陆离站直身子,走到死去的俊美少年尸身前,血肉消失,青葱绿荫中浮起一册用枯叶装订起来的书籍,还有枚龙眼大小的种子,一直闪着微光。
“万华枯荣典,哪位鬼才想出来的以身养育神兵路......好诡异种剑法子,成就神兵的那一瞬间极有可能被抽干精血,把性命都搭进去。”
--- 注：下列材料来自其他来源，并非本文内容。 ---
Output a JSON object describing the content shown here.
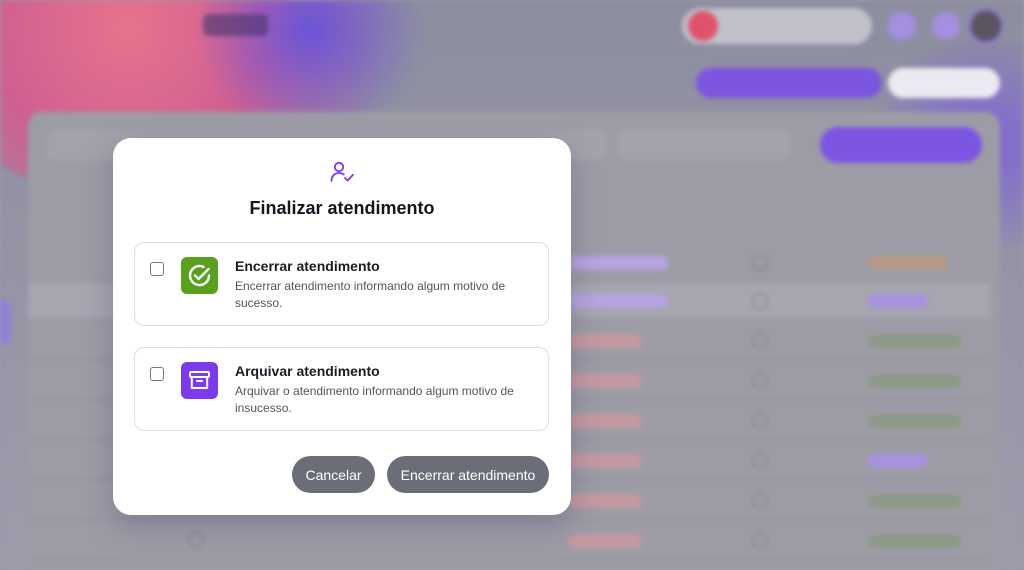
{
  "modal": {
    "title": "Finalizar atendimento",
    "options": [
      {
        "title": "Encerrar atendimento",
        "description": "Encerrar atendimento informando algum motivo de sucesso.",
        "icon": "check-circle-icon",
        "color": "#5aa01e",
        "checked": false
      },
      {
        "title": "Arquivar atendimento",
        "description": "Arquivar o atendimento informando algum motivo de insucesso.",
        "icon": "archive-icon",
        "color": "#7c3aed",
        "checked": false
      }
    ],
    "cancel_label": "Cancelar",
    "confirm_label": "Encerrar atendimento",
    "header_icon": "user-check-icon",
    "accent": "#7c3aed"
  },
  "colors": {
    "button_gray": "#6b6e78",
    "overlay": "#9a9aa6"
  }
}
神兵难得,可拿降低晋升法身的概率去博一个神兵机会,岂非舍本逐末?
不管什么时候,修为才是根本,神兵永远是外物。
枯叶书籍正是此法的修行秘籍,而种子则是俊美少年最为重视、用心最甚的本命剑种。
除非到山穷水尽那步,没有落花宗弟子舍得提前取出。
结果被因果之剑斩中,直接失控,反过来把宿主给吞了。
但陆离同样承下这份因果,需将这枚剑种孕育成一口神兵。
否则会有执念压在心头,擦拭不明,凝聚法相那步受冥冥中因果误导,会出大问题。
最好解决办法,还是顺着它来,而非硬着去对抗。
“我觉着此法凶险,性价比不高,但不代表所有人都不愿......总有人愿意尝试秘法,要忧虑的是有无合适对象,以及有无晋升法身的可能。”
陆离将枯叶秘籍和剑种收起,又没说需要本人孕育。
只要最终能成为草木神兵,用的哪种方式并无要求。
且有预感,只要解了此桩因果,对自己大有好处。
“发生了何事?”
青光一闪,虞棠回到了山头,气势威严肃穆。
“突然来了一名落花宗弟子,对我喊打喊杀,幸亏有宗门赐的法袍,才保住性命。”
陆离能猜出一二原委,大概率是被自己在潮音剑馆的一战引来。
为了替人出头,还是另有目的就不好了。
但从口气中看,应是将他误认做了其他身份。
“胡闹!”
虞棠面色铁青,心中一阵后怕。
带着掌教新立的剑子回乡走一趟,没载在妖兽手里,差点被落花宗弟子莫名其妙害了。
真要发生那种状况,他都想象不到回去该怎么交代。
幸好剑子除了震古烁今的剑道根骨外,在战力上也表现惊人。
以青玉境四重天逆斩青玉境六重天,哪怕有外力加持,此子在实战上的天赋堪称恐怖。
要知道,他还没转修太白剑宗功法,也未去剑冢感悟前人剑意,全是实打实自己修炼上来的。
巡海夜叉一殒,那些精怪开始慌不择路的逃窜。
毫无阵型可言,相互冲撞踩踏死伤无数。
另一头鳌精妖将以自己厚实的甲壳硬撑两剑,头也不回撞入深海。
东三路妖灾,轻松解除。
“上使,这位是?”
一道模糊身影瞬移到来,是位貌不惊人、圆滚滚的男子。
站在那儿,模模糊糊,与周围环境融为一体。
若非他从战场上而来,没人能想到这是一位庚金境剑修。
“哼!无端袭击本宗剑子,落花宗好大的胆子......上个害了剑宗弟子的宗门,早被尽数灭了,连山门都被夷平。”
虞棠态度很不客气,全无面对庚金境前辈的基本礼貌。
“若不给出一个解释,我有理由怀疑尔等想趁着妖灾兴风作浪,勾结妖族谋害剑子!”
“冤枉呐!其中定有误会,落花宗如何敢生出如此大逆不道的心思!”
圆滚滚男子双手连连摆动,惶恐至极,这罪名可接不住。
太白剑宗的剑子和十三宗门模仿设立的剑子名字相同,内里大相径庭。
不一定是同辈实力最强,不一定是修为最高......太白剑宗剑子纯粹从剑骨出发,是最有可能拓深剑道境界,完善天书上剑理的弟子。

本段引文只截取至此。